Kenneth Grahame, forgetting for a moment his Eugénie de Guérin, asks in “Dream Days”: “Who in search of relaxation, would ever dream of choosing the drawing-up of a testamentary disposition of property?” But this sudden craze he gives to little Harold. He was shy of showing his “death-letter,” as he called it, but it came out after a tussle. It was not the first will to cause dissension. “My dear Edward, when I die I leave all my muny to you my walkin sticks wips my crop my sord and gun bricks forts and all things i have goodbye my dear charlotte when i die I leave you my wach and cumpus and pencel case my salors and camperdown my picteres and evthing goodbye your loving brother armen my dear Martha I love you very much i leave you my garden my mice and rabets my plants in pots when I die please take care of them my dear—”

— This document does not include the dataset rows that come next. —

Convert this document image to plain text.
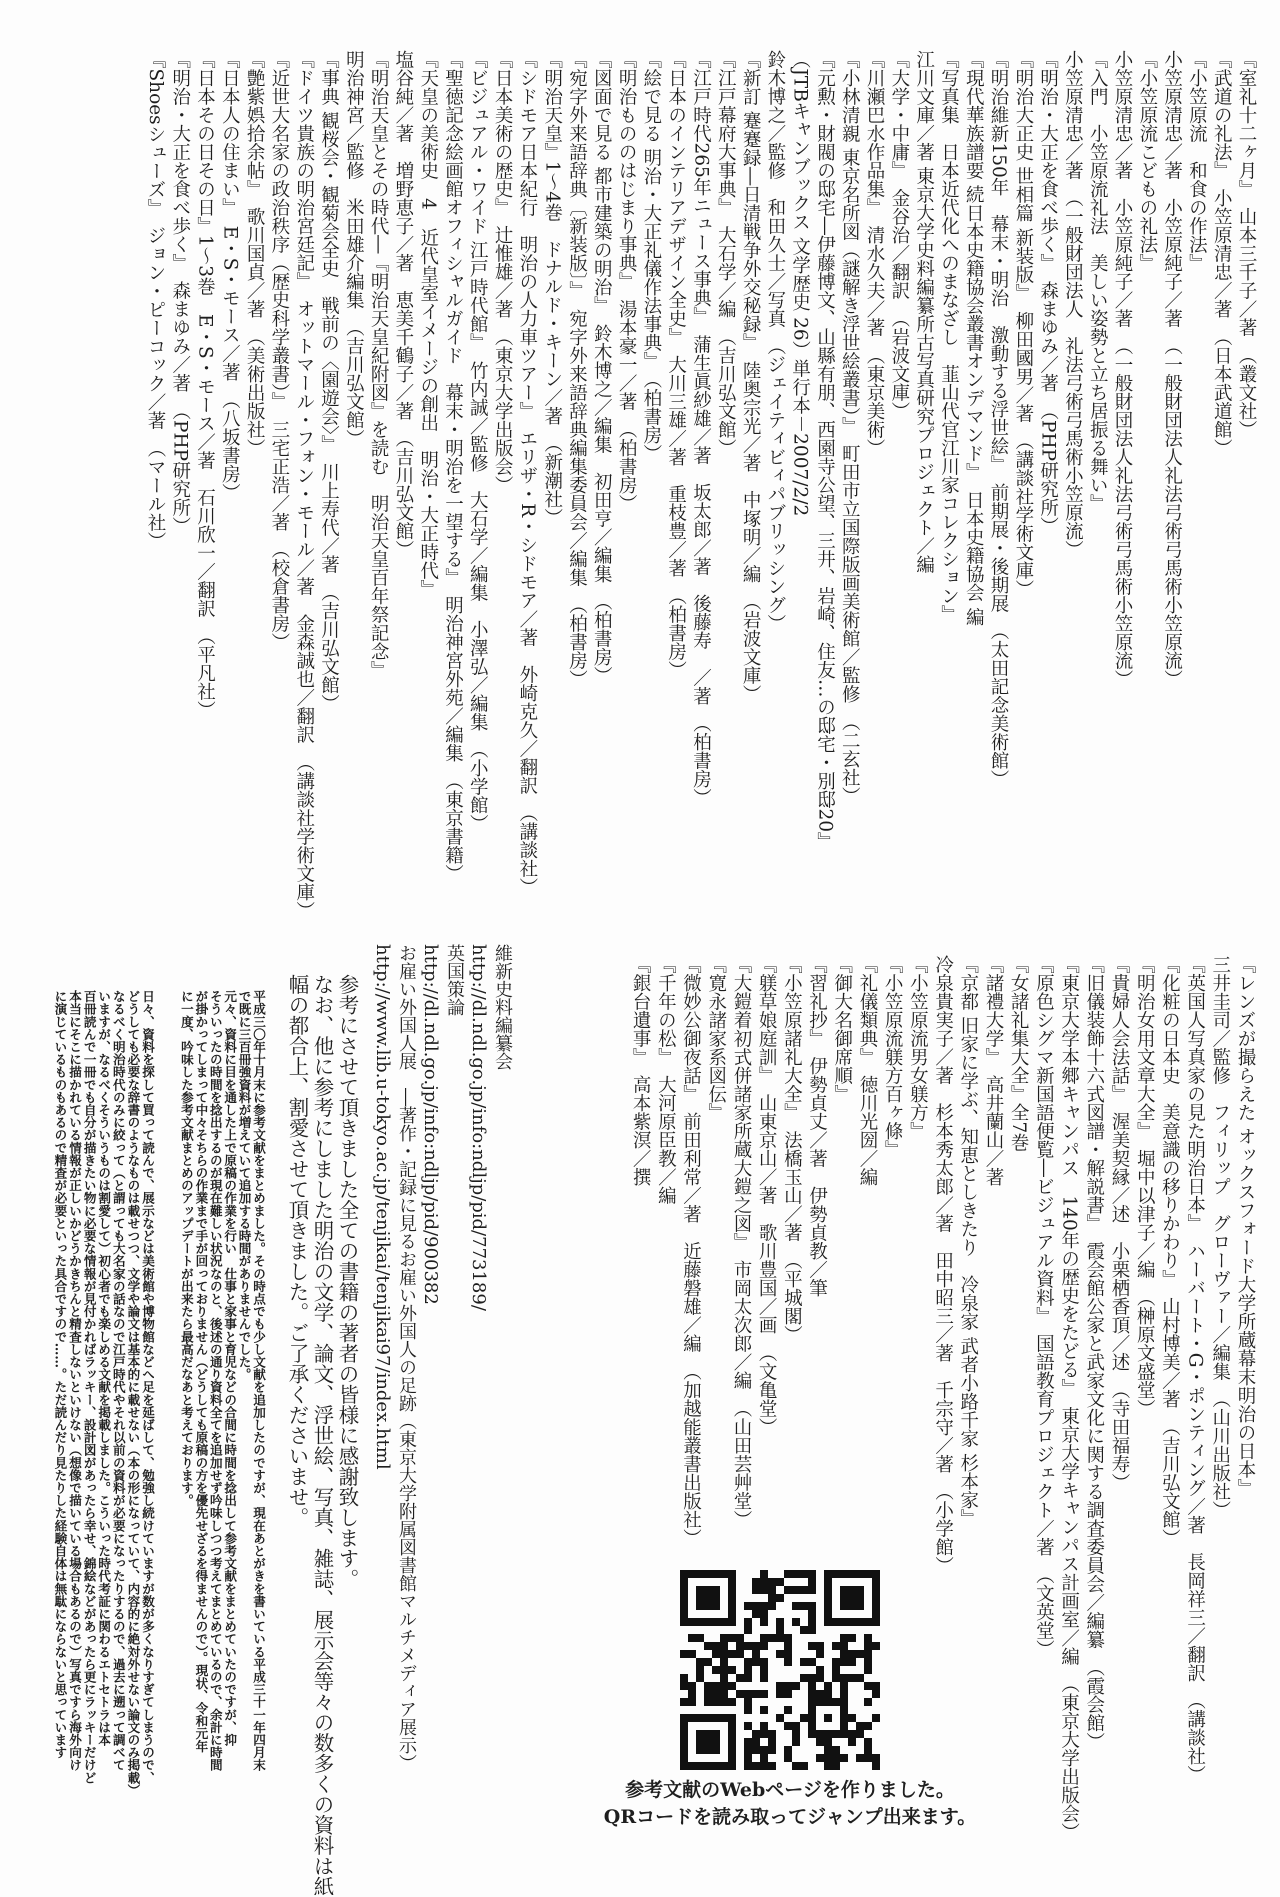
『室礼十二ヶ月』　山本三千子／著　（叢文社）
『武道の礼法』　小笠原清忠／著　（日本武道館）
『小笠原流　和食の作法』
小笠原清忠／著　小笠原純子／著　（一般財団法人礼法弓術弓馬術小笠原流）
『小笠原流こどもの礼法』
小笠原清忠／著　小笠原純子／著　（一般財団法人礼法弓術弓馬術小笠原流）
『入門　小笠原流礼法　美しい姿勢と立ち居振る舞い』
小笠原清忠／著　（一般財団法人　礼法弓術弓馬術小笠原流）
『明治・大正を食べ歩く』　森まゆみ／著　（PHP研究所）
『明治大正史 世相篇 新装版』　柳田國男／著　（講談社学術文庫）
『明治維新150年　幕末・明治　激動する浮世絵』　前期展・後期展　（太田記念美術館）
『現代華族譜要 続日本史籍協会叢書オンデマンド』　日本史籍協会 編
『写真集　日本近代化へのまなざし　韮山代官江川家コレクション』
江川文庫／著 東京大学史料編纂所古写真研究プロジェクト／編
『大学・中庸』　金谷治／翻訳　（岩波文庫）
『川瀬巴水作品集』　清水久夫／著　（東京美術）
『小林清親 東京名所図（謎解き浮世絵叢書）』　町田市立国際版画美術館／監修　（二玄社）
『元勲・財閥の邸宅―伊藤博文、山縣有朋、西園寺公望、三井、岩崎、住友…の邸宅・別邸20』
（JTBキャンブックス 文学歴史 26）単行本－2007/2/2
鈴木博之／監修　和田久士／写真　（ジェイティビィパブリッシング）
『新訂 蹇蹇録―日清戦争外交秘録』　陸奥宗光／著　中塚明／編　（岩波文庫）
『江戸幕府大事典』　大石学／編　（吉川弘文館）
『江戸時代265年ニュース事典』　蒲生眞紗雄／著　坂太郎／著　後藤寿　／著　（柏書房）
『日本のインテリアデザイン全史』　大川三雄／著　重枝豊／著　（柏書房）
『絵で見る 明治・大正礼儀作法事典』　（柏書房）
『明治もののはじまり事典』　湯本豪一／著　（柏書房）
『図面で見る 都市建築の明治』　鈴木博之／編集　初田亨／編集　（柏書房）
『宛字外来語辞典〔新装版〕』　宛字外来語辞典編集委員会／編集　（柏書房）
『明治天皇』1〜4巻　ドナルド・キーン／著　（新潮社）
『シドモア日本紀行　明治の人力車ツアー』　エリザ・R・シドモア／著　外崎克久／翻訳　（講談社）
『日本美術の歴史』　辻惟雄／著　（東京大学出版会）
『ビジュアル・ワイド 江戸時代館』　竹内誠／監修　大石学／編集　小澤弘／編集　（小学館）
『聖徳記念絵画館オフィシャルガイド　幕末・明治を一望する』　明治神宮外苑／編集　（東京書籍）
『天皇の美術史　4　近代皇室イメージの創出　明治・大正時代』
塩谷純／著　増野恵子／著　恵美千鶴子／著　（吉川弘文館）
『明治天皇とその時代―『明治天皇紀附図』を読む　明治天皇百年祭記念』
明治神宮／監修　米田雄介編集　（吉川弘文館）
『事典 観桜会・観菊会全史　戦前の〈園遊会〉』　川上寿代／著　（吉川弘文館）
『ドイツ貴族の明治宮廷記』　オットマール・フォン・モール／著　金森誠也／翻訳　（講談社学術文庫）
『近世大名家の政治秩序（歴史科学叢書）』　三宅正浩／著　（校倉書房）
『艶紫娯拾余帖』　歌川国貞／著　（美術出版社）
『日本人の住まい』　E・S・モース／著　（八坂書房）
『日本その日その日』1〜3巻　E・S・モース／著　石川欣一／翻訳　（平凡社）
『明治・大正を食べ歩く』　森まゆみ／著　（PHP研究所）
『Shoesシューズ』　ジョン・ピーコック／著　（マール社）
『レンズが撮らえた オックスフォード大学所蔵幕末明治の日本』
三井圭司／監修　フィリップ　グローヴァー／編集　（山川出版社）
『英国人写真家の見た明治日本』　ハーバート・G・ポンティング／著　長岡祥三／翻訳　（講談社）
『化粧の日本史　美意識の移りかわり』　山村博美／著　（吉川弘文館）
『明治女用文章大全』　堀中以津子／編　（榊原文盛堂）
『貴婦人会法話』　渥美契縁／述　小栗栖香頂／述　（寺田福寿）
『旧儀装飾十六式図譜・解説書』　霞会館公家と武家文化に関する調査委員会／編纂　（霞会館）
『東京大学本郷キャンパス　140年の歴史をたどる』　東京大学キャンパス計画室／編　（東京大学出版会）
『原色シグマ新国語便覧―ビジュアル資料』　国語教育プロジェクト／著　（文英堂）
『女諸礼集大全』全7巻
『諸禮大学』　高井蘭山／著
『京都 旧家に学ぶ、知恵としきたり　冷泉家 武者小路千家 杉本家』
冷泉貴実子／著　杉本秀太郎／著　田中昭三／著　千宗守／著　（小学館）
『小笠原流男女躾方』
『小笠原流躾方百ヶ條』
『礼儀類典』　徳川光圀／編
『御大名御席順』
『習礼抄』　伊勢貞丈／著　伊勢貞教／筆
『小笠原諸礼大全』　法橋玉山／著　（平城閣）
『躾草娘庭訓』　山東京山／著　歌川豊国／画　（文亀堂）
『大鎧着初式併諸家所蔵大鎧之図』　市岡太次郎／編　（山田芸艸堂）
『寛永諸家系図伝』
『微妙公御夜話』　前田利常／著　近藤磐雄／編　（加越能叢書出版社）
『千年の松』　大河原臣教／編
『銀台遺事』　高本紫溟／撰
維新史料編纂会
http://dl.ndl.go.jp/info:ndljp/pid/773189/
英国策論
http://dl.ndl.go.jp/info:ndljp/pid/900382
お雇い外国人展　―著作・記録に見るお雇い外国人の足跡（東京大学附属図書館マルチメディア展示）
http://www.lib.u-tokyo.ac.jp/tenjikai/tenjikai97/index.html
参考にさせて頂きました全ての書籍の著者の皆様に感謝致します。
なお、他に参考にしました明治の文学、論文、浮世絵、写真、雑誌、展示会等々の数多くの資料は紙
幅の都合上、割愛させて頂きました。ご了承くださいませ。
平成三〇年十月末に参考文献をまとめました。その時点でも少し文献を追加したのですが、現在あとがきを書いている平成三十一年四月末
で既に三百冊強資料が増えていて追加する時間がありませんでした。
元々、資料に目を通した上で原稿の作業を行い　仕事と家事と育児などの合間に時間を捻出して参考文献をまとめていたのですが、抑
そういったの時間を捻出するのが現在難しい状況なのと、後述の通り資料全てを追加せず吟味しつつ考えてまとめているので、余計に時間
が掛かってしまって中々そちらの作業まで手が回っておりません（どうしても原稿の方を優先せざるを得ませんので）。現状、令和元年
に一度、吟味した参考文献まとめのアップデートが出来たら最高だなあと考えております。
日々、資料を探して買って読んで、展示などは美術館や博物館などへ足を延ばして、勉強し続けていますが数が多くなりすぎてしまうので、
どうしても必要な辞書のようなものは載せつつ、文学や論文は基本的に載せない（本の形になっていて、内容的に絶対外せない論文のみ掲載）
なるべく明治時代のみに絞って（と謂っても大名家の話なので江戸時代やそれ以前の資料が必要になったりするので、過去に遡って調べて
いますが、なるべくそういうものは割愛して）初心者でも楽しめる文献を掲載しました。こういった時代考証に関わるエトセトラは本
百冊読んで一冊でも自分が描きたい物に必要な情報が見付かればラッキー、設計図があったら幸せ、錦絵などがあったら更にラッキーだけど
本当にそこに描かれている情報が正しいかどうかきちんと精査しないといけない（想像で描いている場合もあるので）写真ですら海外向け
に演じているものもあるので精査が必要といった具合ですので……。ただ読んだり見たりした経験自体は無駄にならないと思っています
参考文献のWebページを作りました。
QRコードを読み取ってジャンプ出来ます。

But will-making may have a sinister attraction, a suspicion of something hardly sane. Fragments of Chatterton’s will have already been quoted. Apprenticed to an attorney, he strove to get free, and as a last means to induce his master to dismiss him, he left in the office this strange document, dated April 14, 1770, in which his approaching suicide was announced. It had the effect desired. “All this wrote between 11 and 2 o’clock Saturday, in the utmost distress of mind. April 14, 1770. This is the last will and testament of me, Thomas Chatterton, of the city of Bristol; being sound in body, or it is the fault of my last surgeon, the soundness of my mind, the coroner and jury are to be judges of, desiring them to take notice that the most perfect masters of human nature in Bristol distinguish me by the title of the Mad Genius; therefore, if I do a mad action, it is conformable to every action of my life, which all savoured of insanity.” There follow directions for tomb and tablets, and bequests of satirical or bitter humour. “I leave also my religion to Dr. Cutts Barton, Dean of Bristol, hereby empowering the Sub Sacrist to strike him on the head when he goes to sleep in church.... I leave my moderation to the politicians on both sides of the question.... I give my abstinence to the company of the Sheriff’s annual feast in general, more particularly to the Aldermen.... I leave the young ladies all the letters they have had from me, assuring them that they need be under no apprehension from the appearance of my ghost, for I die for none of them.... I leave my mother and sister to the protection of my friends, if I have any. Executed in the presence of Omniscience this 14th day of April, 1770.”
But probably of imaginative and fantastic wills the most remarkable is one said to be the work of a lunatic in America, more surprising for its beauty than are others for their satiric or malicious inventiveness.[2]
“ ... I leave the children for the term of their childhood the flowers, fields, blossoms, and woods, with the right to play among them freely, warning them at the same time against thistles and thorns. I devise to the children the banks, the brooks, and the golden sands beneath waters thereof, and the white clouds that float high over the giant trees, and I leave to the children long long days to be merry in, and the night and the moon and the train of the Milky Way to wonder at.
“I devise to the boys jointly all the useful fields, all the pleasant waters where one may swim, all the streams where one may fish or where, when grim winter comes, one may skate, to have and hold the same for the period of their boyhood.... I give to the said boys each his own place by the fireside at night, with all the pictures that may be seen in the burning wood, to enjoy without let or hindrance and without any encumbrance or care.
“To lovers I devise their imaginary world with whatever they may need, as stars, sky, red roses by the wall, the bloom of the hawthorn, the sweet strains of music, and aught else they may desire.... To the loved ones with snowy crowns I bequeath happiness, old age, the love and gratitude of their children, until they fall asleep.”
FOOTNOTE
[2] A few passages are here quoted from this will as it appeared in the Daily Telegraph. It seems that its appellation “The Lunatic’s Will” is erroneous and that it was a deliberate literary composition. See Harris’s “Ancient, Curious, and Famous Wills” referred to in the Preface. In that book it is quoted in full and its real origin given.